In the podcasts on the reasonable faith page linked below Craig goes through another recent audio interview Krauss did on his book. Throughout all three segments Krauss makes reference to how philosophy has failed to answer these questions, how theology should be banned from academia, how he just can’t figure out why people don’t bow down with him and sacrifice at the altar of theoretical physics and it’s beloved son, the multiverse. Over and over we hear how theologians and philosophers love to talk without getting any actual work done! The arrogance!
*As a fun side-note, my father (a mountain of a man who spends all of his free time in the Colorado woods hunting as a traditional archer [one of my favorite things to do as well] and who has worked his hands to the bone fixing machines at the Coors brewery every week for the last thirty years) refuses to watch The Big Bang Theory. He does so because, “those ivory tower, thin-wrists need to stop screwin’ around talkin’ about space and numbers and get real jobs.”

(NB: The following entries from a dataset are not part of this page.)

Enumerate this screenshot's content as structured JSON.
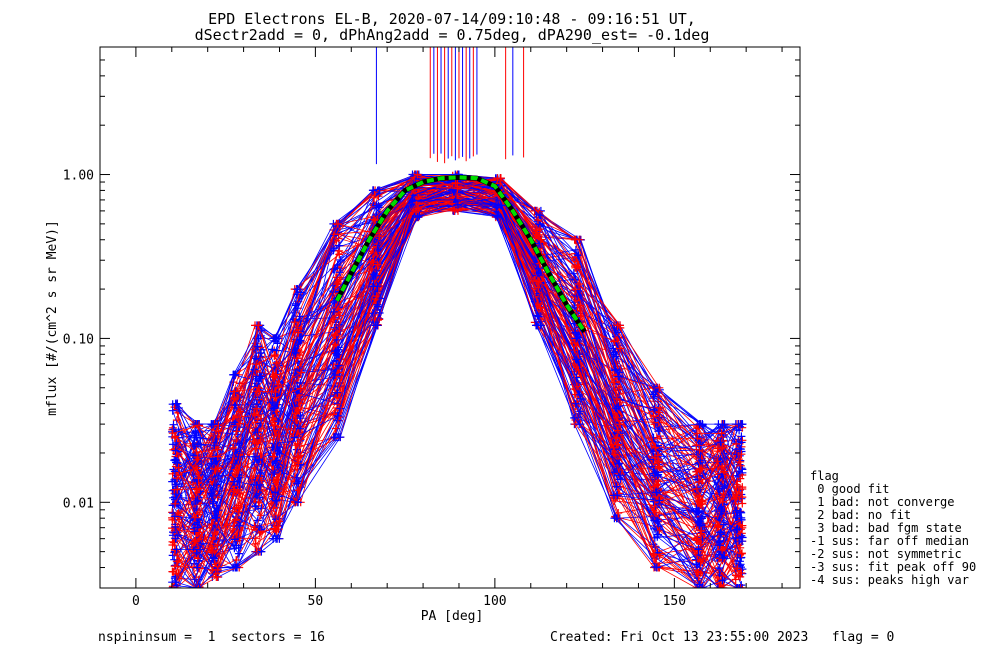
{
  "chart_data": {
    "type": "line",
    "title_line1": "EPD Electrons EL-B, 2020-07-14/09:10:48 - 09:16:51 UT,",
    "title_line2": "dSectr2add = 0, dPhAng2add = 0.75deg, dPA290_est=  -0.1deg",
    "xlabel": "PA [deg]",
    "ylabel": "mflux [#/(cm^2 s sr MeV)]",
    "xlim": [
      -10,
      185
    ],
    "ylim": [
      0.003,
      6
    ],
    "yscale": "log",
    "x_ticks": [
      0,
      50,
      100,
      150
    ],
    "x_tick_labels": [
      "0",
      "50",
      "100",
      "150"
    ],
    "y_ticks": [
      0.01,
      0.1,
      1.0
    ],
    "y_tick_labels": [
      "0.01",
      "0.10",
      "1.00"
    ],
    "series_colors": [
      "#0000ff",
      "#ff0000"
    ],
    "fit_color": "#00dd00",
    "fit_curve": {
      "x": [
        56,
        60,
        65,
        70,
        75,
        80,
        85,
        90,
        95,
        100,
        105,
        110,
        115,
        120,
        125
      ],
      "y": [
        0.17,
        0.25,
        0.4,
        0.6,
        0.8,
        0.9,
        0.95,
        0.96,
        0.95,
        0.85,
        0.6,
        0.4,
        0.25,
        0.16,
        0.11
      ]
    },
    "spike_lines_x": [
      67,
      82,
      83,
      84,
      85,
      86,
      87,
      88,
      89,
      90,
      91,
      92,
      93,
      94,
      95,
      103,
      105,
      108
    ],
    "bundle_pa": [
      11,
      17,
      22,
      28,
      34,
      39,
      45,
      56,
      67,
      78,
      89,
      101,
      112,
      123,
      134,
      145,
      157,
      163,
      168
    ],
    "bundle_flux_low": [
      0.003,
      0.003,
      0.0035,
      0.004,
      0.005,
      0.006,
      0.01,
      0.025,
      0.12,
      0.55,
      0.6,
      0.55,
      0.12,
      0.03,
      0.008,
      0.004,
      0.003,
      0.003,
      0.003
    ],
    "bundle_flux_high": [
      0.04,
      0.03,
      0.03,
      0.06,
      0.12,
      0.1,
      0.2,
      0.5,
      0.8,
      1.0,
      1.0,
      0.95,
      0.6,
      0.4,
      0.12,
      0.05,
      0.03,
      0.03,
      0.03
    ],
    "legend": {
      "title": "flag",
      "entries": [
        " 0 good fit",
        " 1 bad: not converge",
        " 2 bad: no fit",
        " 3 bad: bad fgm state",
        "-1 sus: far off median",
        "-2 sus: not symmetric",
        "-3 sus: fit peak off 90",
        "-4 sus: peaks high var"
      ]
    }
  },
  "footer": {
    "left": "nspininsum =  1  sectors = 16",
    "right": "Created: Fri Oct 13 23:55:00 2023   flag = 0"
  }
}
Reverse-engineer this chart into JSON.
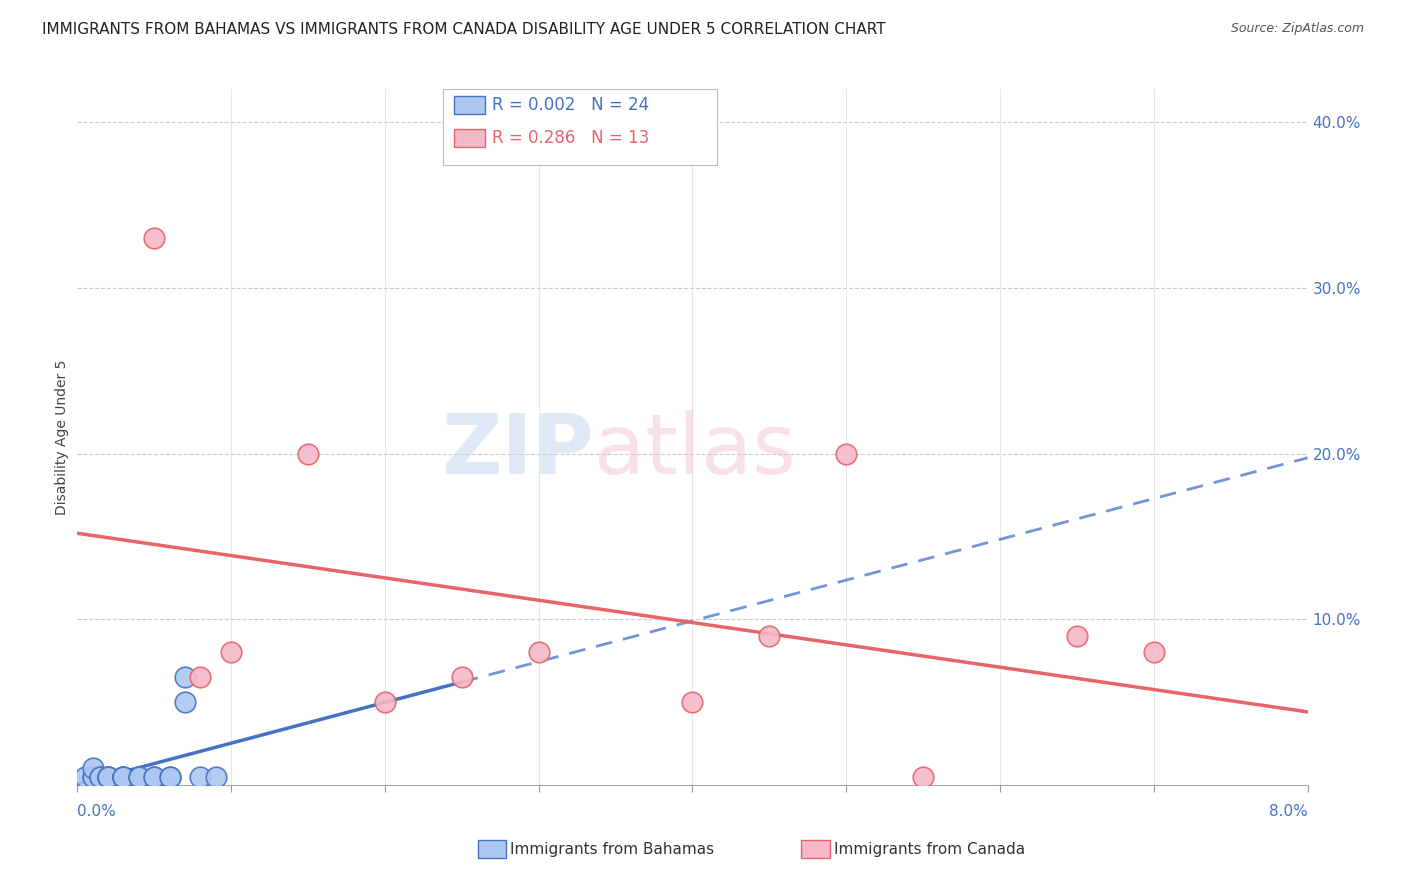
{
  "title": "IMMIGRANTS FROM BAHAMAS VS IMMIGRANTS FROM CANADA DISABILITY AGE UNDER 5 CORRELATION CHART",
  "source": "Source: ZipAtlas.com",
  "ylabel": "Disability Age Under 5",
  "xlim": [
    0.0,
    0.08
  ],
  "ylim": [
    0.0,
    0.42
  ],
  "legend_entries": [
    {
      "label": "Immigrants from Bahamas",
      "color": "#adc8f0",
      "edge": "#5b8dd9",
      "R": "0.002",
      "N": "24"
    },
    {
      "label": "Immigrants from Canada",
      "color": "#f5b8c8",
      "edge": "#e07080",
      "R": "0.286",
      "N": "13"
    }
  ],
  "bahamas_x": [
    0.0005,
    0.001,
    0.001,
    0.001,
    0.0015,
    0.0015,
    0.002,
    0.002,
    0.002,
    0.002,
    0.003,
    0.003,
    0.003,
    0.003,
    0.004,
    0.004,
    0.005,
    0.005,
    0.006,
    0.006,
    0.007,
    0.007,
    0.008,
    0.009
  ],
  "bahamas_y": [
    0.005,
    0.005,
    0.005,
    0.01,
    0.005,
    0.005,
    0.005,
    0.005,
    0.005,
    0.005,
    0.005,
    0.005,
    0.005,
    0.005,
    0.005,
    0.005,
    0.005,
    0.005,
    0.005,
    0.005,
    0.05,
    0.065,
    0.005,
    0.005
  ],
  "canada_x": [
    0.005,
    0.008,
    0.01,
    0.015,
    0.02,
    0.025,
    0.03,
    0.04,
    0.045,
    0.05,
    0.055,
    0.065,
    0.07
  ],
  "canada_y": [
    0.33,
    0.065,
    0.08,
    0.2,
    0.05,
    0.065,
    0.08,
    0.05,
    0.09,
    0.2,
    0.005,
    0.09,
    0.08
  ],
  "blue_line_color": "#4472c4",
  "pink_line_color": "#e8636a",
  "dot_blue_color": "#adc8f0",
  "dot_pink_color": "#f5b8c8",
  "background_color": "#ffffff",
  "grid_color": "#cccccc",
  "title_color": "#222222",
  "right_axis_color": "#4472c4",
  "title_fontsize": 11,
  "source_fontsize": 9,
  "ylabel_fontsize": 10,
  "legend_fontsize": 12,
  "tick_label_fontsize": 11,
  "right_yticks": [
    0.1,
    0.2,
    0.3,
    0.4
  ],
  "right_yticklabels": [
    "10.0%",
    "20.0%",
    "30.0%",
    "40.0%"
  ]
}
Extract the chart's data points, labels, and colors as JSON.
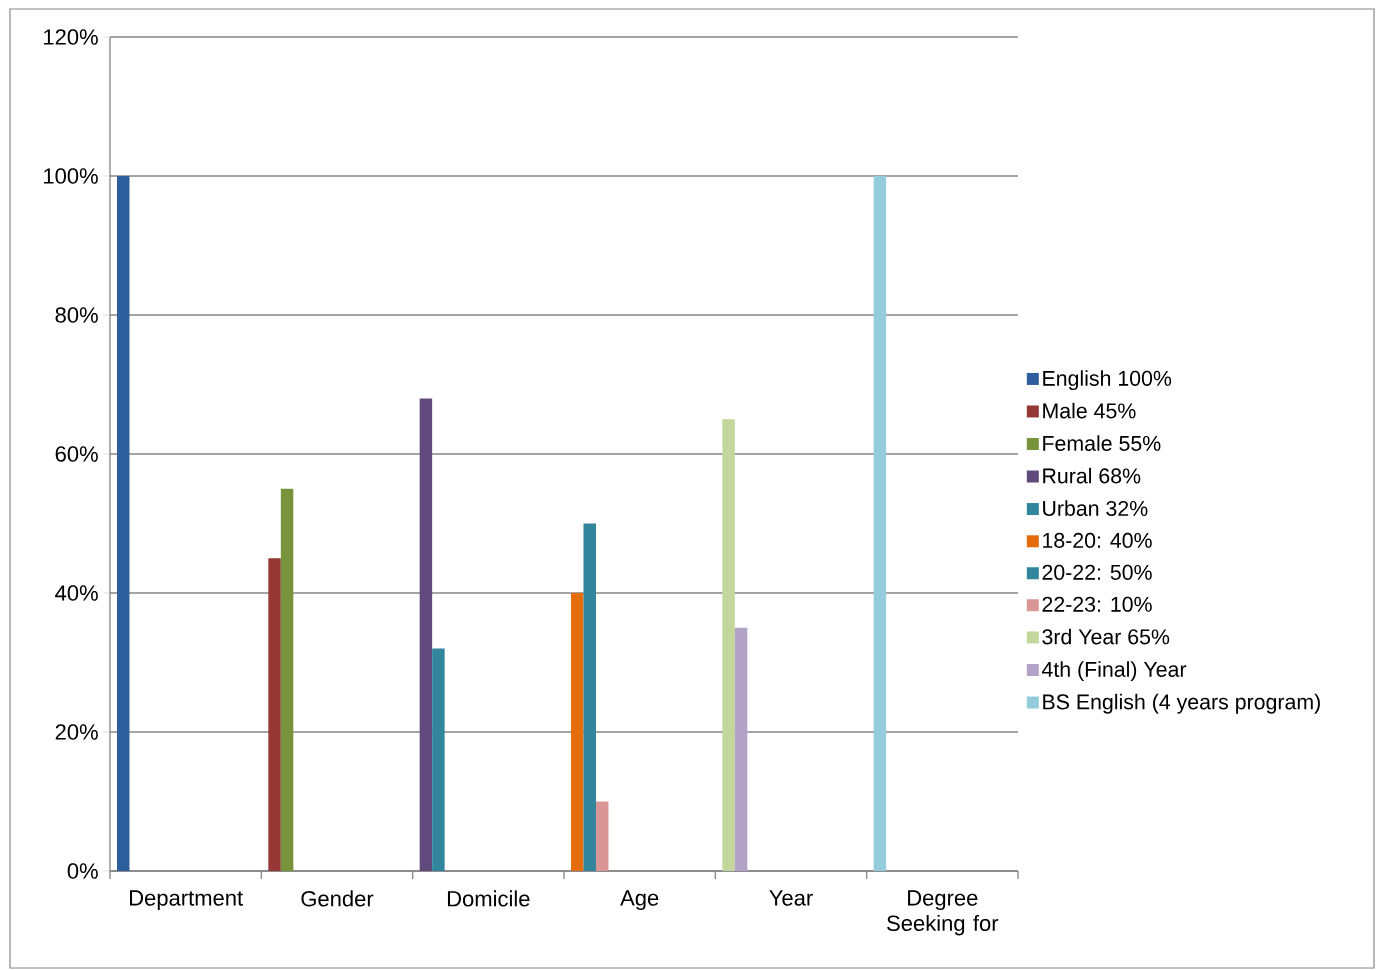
{
  "chart_data": {
    "type": "bar",
    "categories": [
      "Department",
      "Gender",
      "Domicile",
      "Age",
      "Year",
      "Degree Seeking for"
    ],
    "series": [
      {
        "name": "English 100%",
        "color": "#2e5e9c",
        "values": [
          100,
          null,
          null,
          null,
          null,
          null
        ]
      },
      {
        "name": "Male 45%",
        "color": "#953735",
        "values": [
          null,
          45,
          null,
          null,
          null,
          null
        ]
      },
      {
        "name": "Female 55%",
        "color": "#77933c",
        "values": [
          null,
          55,
          null,
          null,
          null,
          null
        ]
      },
      {
        "name": "Rural 68%",
        "color": "#604a7b",
        "values": [
          null,
          null,
          68,
          null,
          null,
          null
        ]
      },
      {
        "name": "Urban 32%",
        "color": "#31859c",
        "values": [
          null,
          null,
          32,
          null,
          null,
          null
        ]
      },
      {
        "name": "18-20: 40%",
        "color": "#e46c0a",
        "values": [
          null,
          null,
          null,
          40,
          null,
          null
        ]
      },
      {
        "name": "20-22: 50%",
        "color": "#31859c",
        "values": [
          null,
          null,
          null,
          50,
          null,
          null
        ]
      },
      {
        "name": "22-23: 10%",
        "color": "#d99694",
        "values": [
          null,
          null,
          null,
          10,
          null,
          null
        ]
      },
      {
        "name": "3rd Year 65%",
        "color": "#c3d69b",
        "values": [
          null,
          null,
          null,
          null,
          65,
          null
        ]
      },
      {
        "name": "4th (Final) Year",
        "color": "#b3a2c7",
        "values": [
          null,
          null,
          null,
          null,
          35,
          null
        ]
      },
      {
        "name": "BS English (4 years program)",
        "color": "#93cddd",
        "values": [
          null,
          null,
          null,
          null,
          null,
          100
        ]
      }
    ],
    "ylim": [
      0,
      120
    ],
    "yticks": [
      {
        "value": 0,
        "label": "0%"
      },
      {
        "value": 20,
        "label": "20%"
      },
      {
        "value": 40,
        "label": "40%"
      },
      {
        "value": 60,
        "label": "60%"
      },
      {
        "value": 80,
        "label": "80%"
      },
      {
        "value": 100,
        "label": "100%"
      },
      {
        "value": 120,
        "label": "120%"
      }
    ],
    "grid": "y",
    "legend": "right"
  }
}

What finally inspired me to type out this exposure of ignorance was a quip Krauss makes on the last podcast. He relates how he has asked “many” theologians what significant contributions theology has made to human knowledge in the last 500 years. He says that biologists, psychologists, and even historians can give him some kind of legitimate answer to this question, and the theologians cannot. All this from someone who, apparently, believes there are levels of reality where 2+2 does not equal 4 (see Craig’s linked pages and more material by searching for “Krauss”)! The hubris! This guy makes Icarus and Snookie’s illegitimate love-child look like Mother Teresa!
Like my beloved Dr. Cooper, Krauss figures himself a conqueror of worlds, heroically smashing the irrelevant demons of philosophy and theology (not to mention history, I mean, the Christ myth? C’mon!) with his trusty, indestructible hammer called “Mjölnir” *cough* I mean “physics.” And like my beloved Dr. Cooper, Krauss is unaware that the remaining 99%, in this case the philosophers, theologians, and historians, of the world watch and giggle as he flails about, screaming and knocking stuffed animals off of coffee tables with a nerf bat that has “special” written on it’s side.